Misplaced Caution About Open-Source Anti-Spam?

Given that the new open-source approaches to spam filtering are capable of virtually eliminating unwanted e-mail and preserving the good stuff, why do many companies continue to struggle with spam?

Jonathan Zdziarski, the developer of the DSPAM open-source Bayesian spam blocker, believes IT departments of most small- to medium-sized businesses are afraid to try free programs or meet resistance from higher-level company executives.

“Most mid-sized companies just pull an appliance off the shelf,” he said, noting there are “a million anti-spam companies out there with boxes loaded with a hodgepodge” of solutions. “That’s one of the reasons these businesses, if you ask them, are convinced spam filtering is ineffective … A lot of these companies are running technology that’s five to seven years old.”

Some popular, commercially-distributed solutions say they employ Bayesian filters. When used alone, as in DSPAM and other similar program, these filters use statistical analysis to yield incredibly accurate spam control.

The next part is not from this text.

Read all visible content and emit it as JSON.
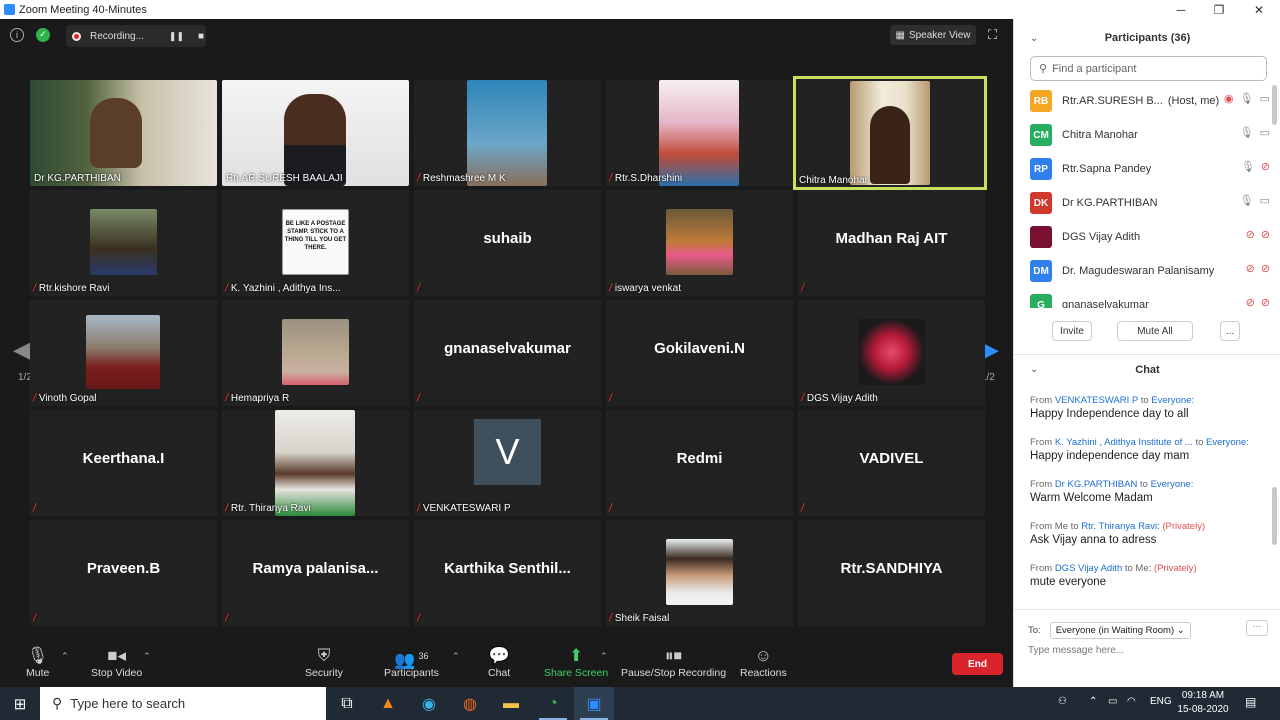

However, Zdziarski, the author of a new book titled “Ending Spam,” asserts most of the time the Bayesian filtering in these “hybrid” commercial products, if present at all, is rendered virtually ineffective because it filters only the mail that finds its way through the commercial programs’ outdated “heuristic” filtering layer.

Good mail, or “ham,” that was improperly deemed to be suspicious by the heuristic filter may never reach the Bayesian filter layer. This prevents the filter from learning what makes good mail “hammy” and it further increases the application’s error rate.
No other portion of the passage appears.